More important is the way in which he brings out responses to the plague, from those who fight it to those victimised by it to those who rise above it. All of these are embodied in the varying attitudes of the characters: the doctor, journalist, magistrate, priest, profiteer, and more.
The focus, above all, is on individual moral responsibility, and not just on capitulation or opposition. As Tony Judt has written, “It was not ‘fascism’ that Camus was aiming at – an easy target, after all, especially in 1947 – but dogma, conformity, compliance and cowardice in all their intersecting public forms.”

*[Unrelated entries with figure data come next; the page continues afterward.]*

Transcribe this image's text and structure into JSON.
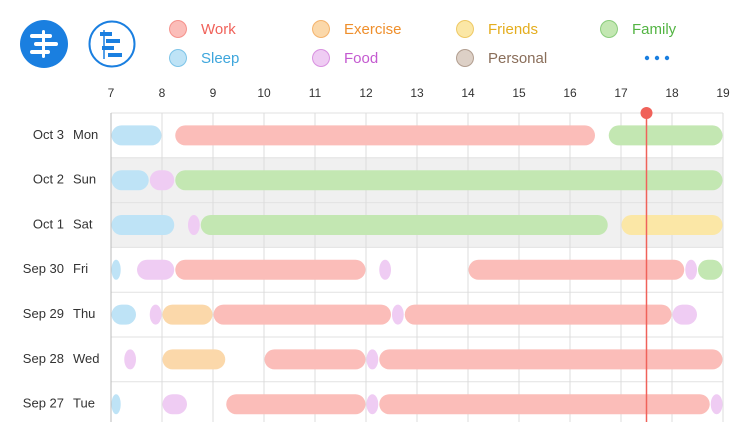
{
  "legend": [
    {
      "name": "Work",
      "color": "#f0625a",
      "fill": "#fbbdb9"
    },
    {
      "name": "Exercise",
      "color": "#ef8f2c",
      "fill": "#fbd8aa"
    },
    {
      "name": "Friends",
      "color": "#e4ad1e",
      "fill": "#fbe7a6"
    },
    {
      "name": "Family",
      "color": "#53b443",
      "fill": "#c3e7b2"
    },
    {
      "name": "Sleep",
      "color": "#3ea6dc",
      "fill": "#bee3f6"
    },
    {
      "name": "Food",
      "color": "#c45ad0",
      "fill": "#efccf3"
    },
    {
      "name": "Personal",
      "color": "#8a6e5a",
      "fill": "#ddd0c6"
    }
  ],
  "hours": [
    7,
    8,
    9,
    10,
    11,
    12,
    13,
    14,
    15,
    16,
    17,
    18,
    19
  ],
  "now": 17.5,
  "days": [
    {
      "date": "Oct 3",
      "weekday": "Mon",
      "shaded": false,
      "segments": [
        {
          "category": "Sleep",
          "start": 7,
          "end": 8
        },
        {
          "category": "Work",
          "start": 8.25,
          "end": 16.5
        },
        {
          "category": "Family",
          "start": 16.75,
          "end": 19
        }
      ]
    },
    {
      "date": "Oct 2",
      "weekday": "Sun",
      "shaded": true,
      "segments": [
        {
          "category": "Sleep",
          "start": 7,
          "end": 7.75
        },
        {
          "category": "Food",
          "start": 7.75,
          "end": 8.25
        },
        {
          "category": "Family",
          "start": 8.25,
          "end": 19
        }
      ]
    },
    {
      "date": "Oct 1",
      "weekday": "Sat",
      "shaded": true,
      "segments": [
        {
          "category": "Sleep",
          "start": 7,
          "end": 8.25
        },
        {
          "category": "Food",
          "start": 8.5,
          "end": 8.75
        },
        {
          "category": "Family",
          "start": 8.75,
          "end": 16.75
        },
        {
          "category": "Friends",
          "start": 17,
          "end": 19
        }
      ]
    },
    {
      "date": "Sep 30",
      "weekday": "Fri",
      "shaded": false,
      "segments": [
        {
          "category": "Sleep",
          "start": 7,
          "end": 7.2
        },
        {
          "category": "Food",
          "start": 7.5,
          "end": 8.25
        },
        {
          "category": "Work",
          "start": 8.25,
          "end": 12
        },
        {
          "category": "Food",
          "start": 12.25,
          "end": 12.5
        },
        {
          "category": "Work",
          "start": 14,
          "end": 18.25
        },
        {
          "category": "Food",
          "start": 18.25,
          "end": 18.5
        },
        {
          "category": "Family",
          "start": 18.5,
          "end": 19
        }
      ]
    },
    {
      "date": "Sep 29",
      "weekday": "Thu",
      "shaded": false,
      "segments": [
        {
          "category": "Sleep",
          "start": 7,
          "end": 7.5
        },
        {
          "category": "Food",
          "start": 7.75,
          "end": 8
        },
        {
          "category": "Exercise",
          "start": 8,
          "end": 9
        },
        {
          "category": "Work",
          "start": 9,
          "end": 12.5
        },
        {
          "category": "Food",
          "start": 12.5,
          "end": 12.75
        },
        {
          "category": "Work",
          "start": 12.75,
          "end": 18
        },
        {
          "category": "Food",
          "start": 18,
          "end": 18.5
        }
      ]
    },
    {
      "date": "Sep 28",
      "weekday": "Wed",
      "shaded": false,
      "segments": [
        {
          "category": "Food",
          "start": 7.25,
          "end": 7.5
        },
        {
          "category": "Exercise",
          "start": 8,
          "end": 9.25
        },
        {
          "category": "Work",
          "start": 10,
          "end": 12
        },
        {
          "category": "Food",
          "start": 12,
          "end": 12.25
        },
        {
          "category": "Work",
          "start": 12.25,
          "end": 19
        }
      ]
    },
    {
      "date": "Sep 27",
      "weekday": "Tue",
      "shaded": false,
      "segments": [
        {
          "category": "Sleep",
          "start": 7,
          "end": 7.2
        },
        {
          "category": "Food",
          "start": 8,
          "end": 8.5
        },
        {
          "category": "Work",
          "start": 9.25,
          "end": 12
        },
        {
          "category": "Food",
          "start": 12,
          "end": 12.25
        },
        {
          "category": "Work",
          "start": 12.25,
          "end": 18.75
        },
        {
          "category": "Food",
          "start": 18.75,
          "end": 19
        }
      ]
    }
  ]
}
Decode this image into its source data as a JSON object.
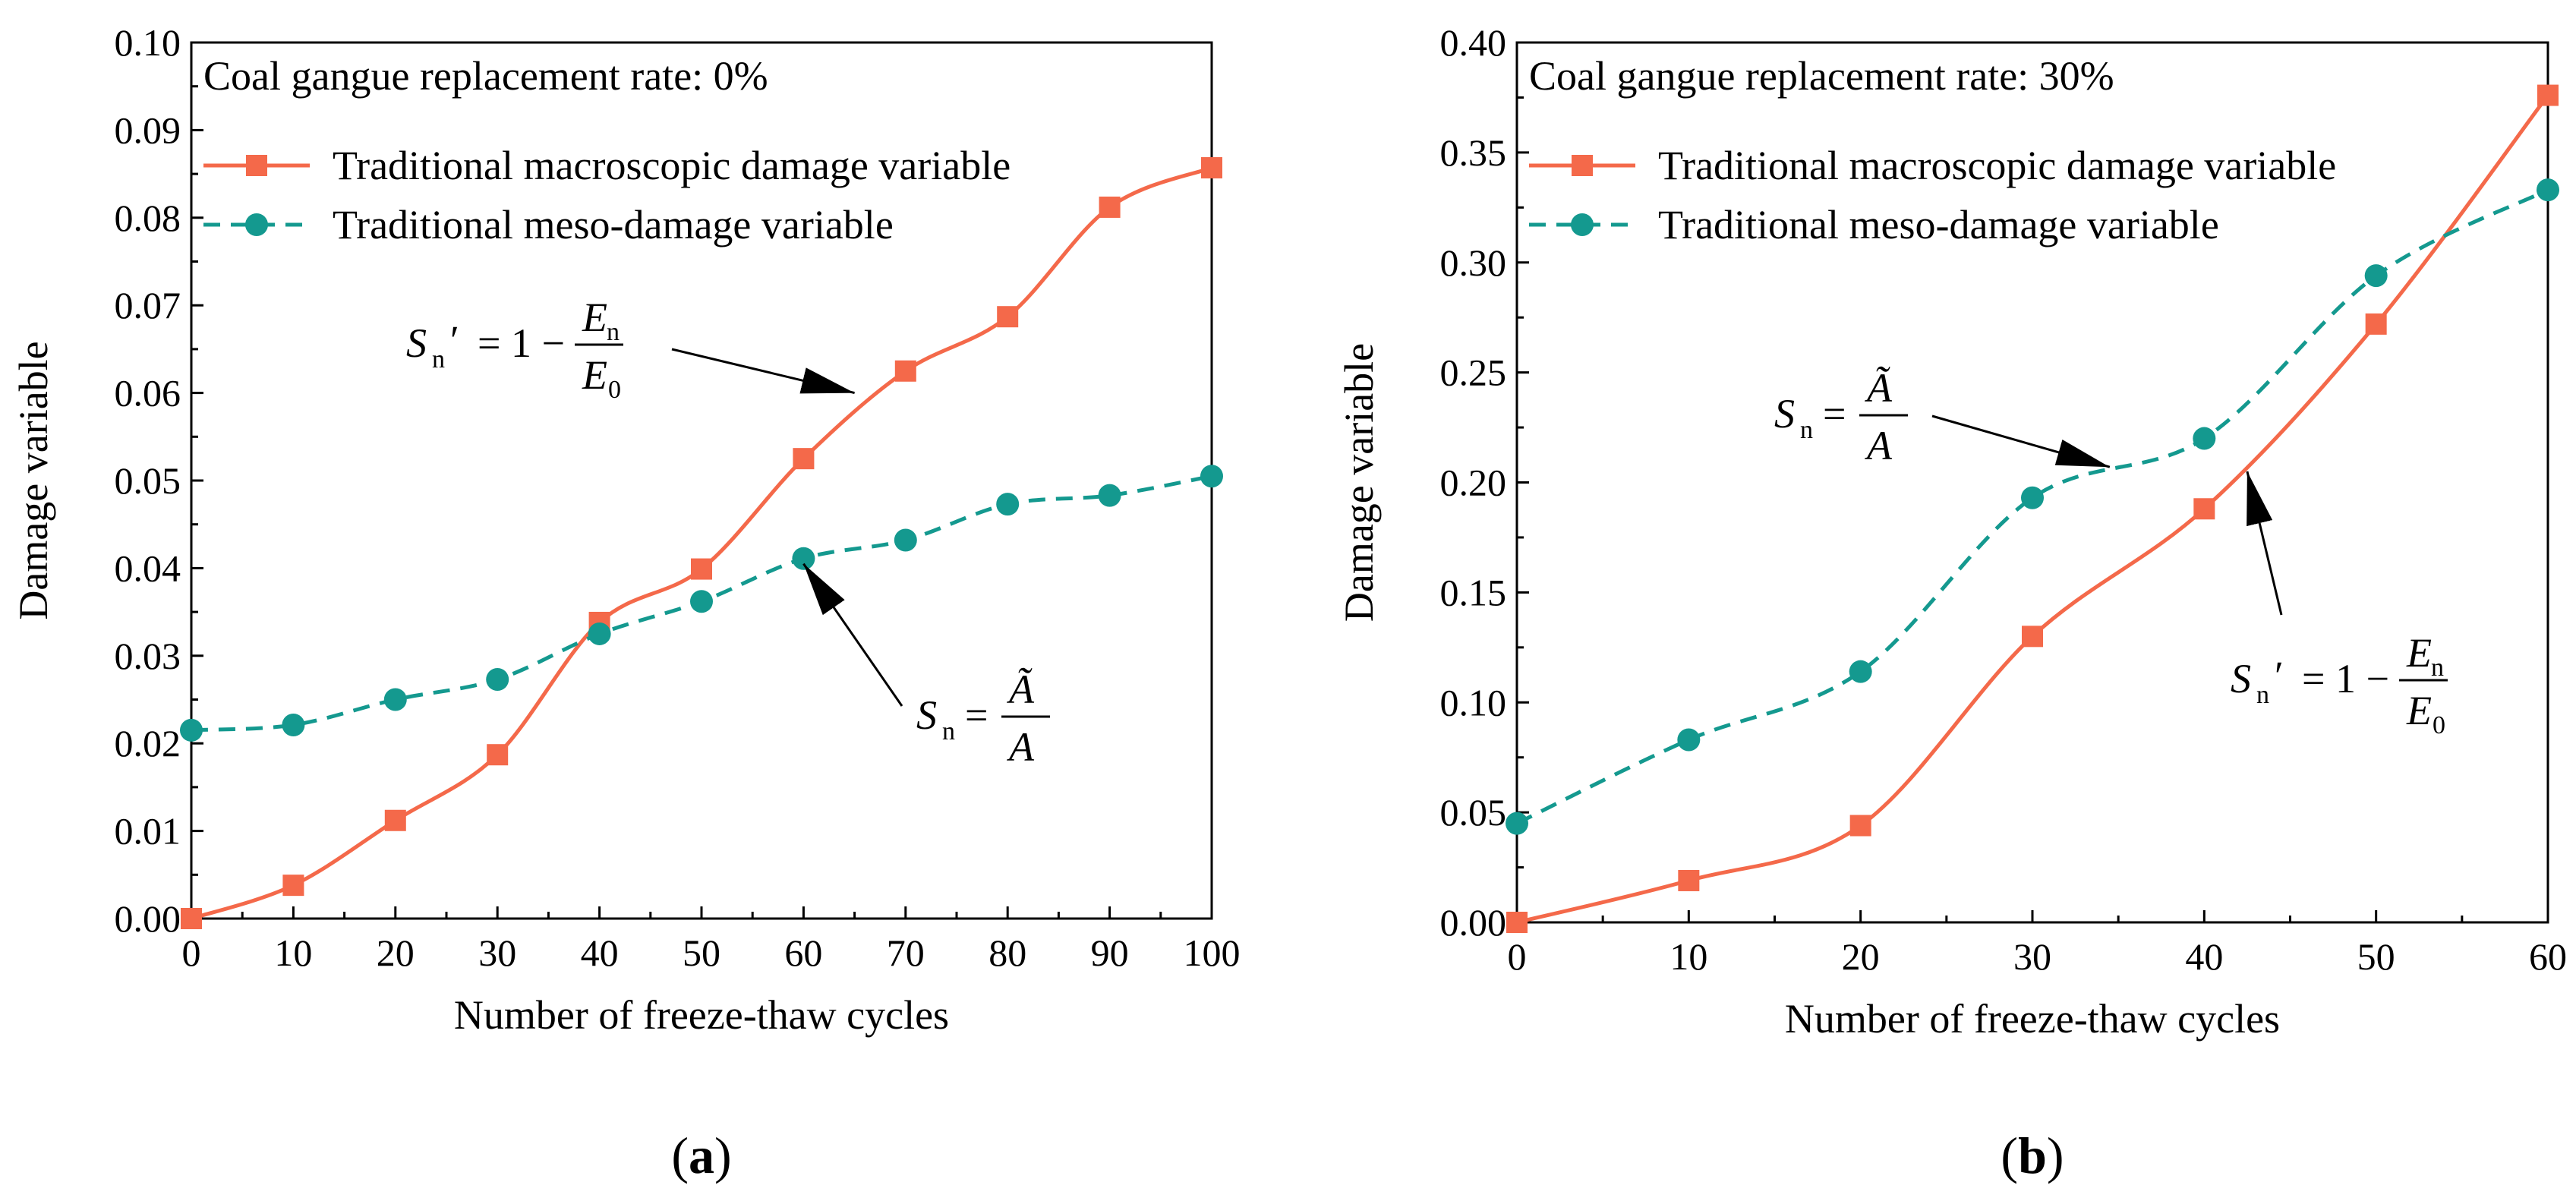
{
  "colors": {
    "macro": "#f4694a",
    "meso": "#14998f",
    "axis": "#000000"
  },
  "chart_data": [
    {
      "type": "line",
      "panel_label": "a",
      "title": "Coal gangue replacement rate: 0%",
      "xlabel": "Number of freeze-thaw cycles",
      "ylabel": "Damage variable",
      "xlim": [
        0,
        100
      ],
      "ylim": [
        0,
        0.1
      ],
      "xticks": [
        "0",
        "10",
        "20",
        "30",
        "40",
        "50",
        "60",
        "70",
        "80",
        "90",
        "100"
      ],
      "yticks": [
        "0.00",
        "0.01",
        "0.02",
        "0.03",
        "0.04",
        "0.05",
        "0.06",
        "0.07",
        "0.08",
        "0.09",
        "0.10"
      ],
      "series": [
        {
          "name": "Traditional macroscopic damage variable",
          "style": "solid",
          "marker": "square",
          "x": [
            0,
            10,
            20,
            30,
            40,
            50,
            60,
            70,
            80,
            90,
            100
          ],
          "y": [
            0.0,
            0.0038,
            0.0112,
            0.0187,
            0.0338,
            0.0399,
            0.0525,
            0.0625,
            0.0687,
            0.0812,
            0.0857
          ]
        },
        {
          "name": "Traditional meso-damage variable",
          "style": "dashed",
          "marker": "circle",
          "x": [
            0,
            10,
            20,
            30,
            40,
            50,
            60,
            70,
            80,
            90,
            100
          ],
          "y": [
            0.0215,
            0.0221,
            0.025,
            0.0273,
            0.0325,
            0.0362,
            0.0411,
            0.0432,
            0.0473,
            0.0483,
            0.0505
          ]
        }
      ],
      "annotations": {
        "macro_eq": {
          "lhs": "S",
          "sub": "n",
          "prime": "′",
          "rhs": "= 1 −",
          "num": "E",
          "num_sub": "n",
          "den": "E",
          "den_sub": "0",
          "points_to": [
            65,
            0.06
          ]
        },
        "meso_eq": {
          "lhs": "S",
          "sub": "n",
          "rhs": "=",
          "num": "Ã",
          "den": "A",
          "points_to": [
            60,
            0.0405
          ]
        }
      }
    },
    {
      "type": "line",
      "panel_label": "b",
      "title": "Coal gangue replacement rate: 30%",
      "xlabel": "Number of freeze-thaw cycles",
      "ylabel": "Damage variable",
      "xlim": [
        0,
        60
      ],
      "ylim": [
        0,
        0.4
      ],
      "xticks": [
        "0",
        "10",
        "20",
        "30",
        "40",
        "50",
        "60"
      ],
      "yticks": [
        "0.00",
        "0.05",
        "0.10",
        "0.15",
        "0.20",
        "0.25",
        "0.30",
        "0.35",
        "0.40"
      ],
      "series": [
        {
          "name": "Traditional macroscopic damage variable",
          "style": "solid",
          "marker": "square",
          "x": [
            0,
            10,
            20,
            30,
            40,
            50,
            60
          ],
          "y": [
            0.0,
            0.019,
            0.044,
            0.13,
            0.188,
            0.272,
            0.376
          ]
        },
        {
          "name": "Traditional meso-damage variable",
          "style": "dashed",
          "marker": "circle",
          "x": [
            0,
            10,
            20,
            30,
            40,
            50,
            60
          ],
          "y": [
            0.045,
            0.083,
            0.114,
            0.193,
            0.22,
            0.294,
            0.333
          ]
        }
      ],
      "annotations": {
        "meso_eq": {
          "lhs": "S",
          "sub": "n",
          "rhs": "=",
          "num": "Ã",
          "den": "A",
          "points_to": [
            34.5,
            0.207
          ]
        },
        "macro_eq": {
          "lhs": "S",
          "sub": "n",
          "prime": "′",
          "rhs": "= 1 −",
          "num": "E",
          "num_sub": "n",
          "den": "E",
          "den_sub": "0",
          "points_to": [
            42.5,
            0.205
          ]
        }
      }
    }
  ]
}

“It feels like a very familiar conversation,” Neil Bartlett, director of a recent theatrical version of the novel, has said. “It's a story about what you draw on inside yourself when you are faced with a situation where the unimaginable and worst thing that could happen happens.” This is why it still resonates.
In his play, Bartlett stresses Camus’s words in a novel as a beacon of hope: that “the only means of righting a plague is common decency.” This is no doubt true, if optimistic, but it’s the novel’s closing paragraph that ominously stays on in memory, no doubt because Camus wanted it to.
On the last page, the narrator, Dr Bernard Rieux, at the end of a long, sacrificial and exhausting journey, comes to the conclusion that “the plague bacillus never dies or disappears for good; that it can lie dormant for years and years in furniture and linen-chests; that it bides its time in bedrooms, cellars, trunks, and bookshelves; and that perhaps the day would come when, for the bane and the enlightening of men, it would rouse up its rats again and send them forth to die in a happy city.”
As Aldous Huxley, whose own dystopian visions are also still relevant, once said, “Eternal vigilance is not only the price of liberty; eternal vigilance is the price of human decency.”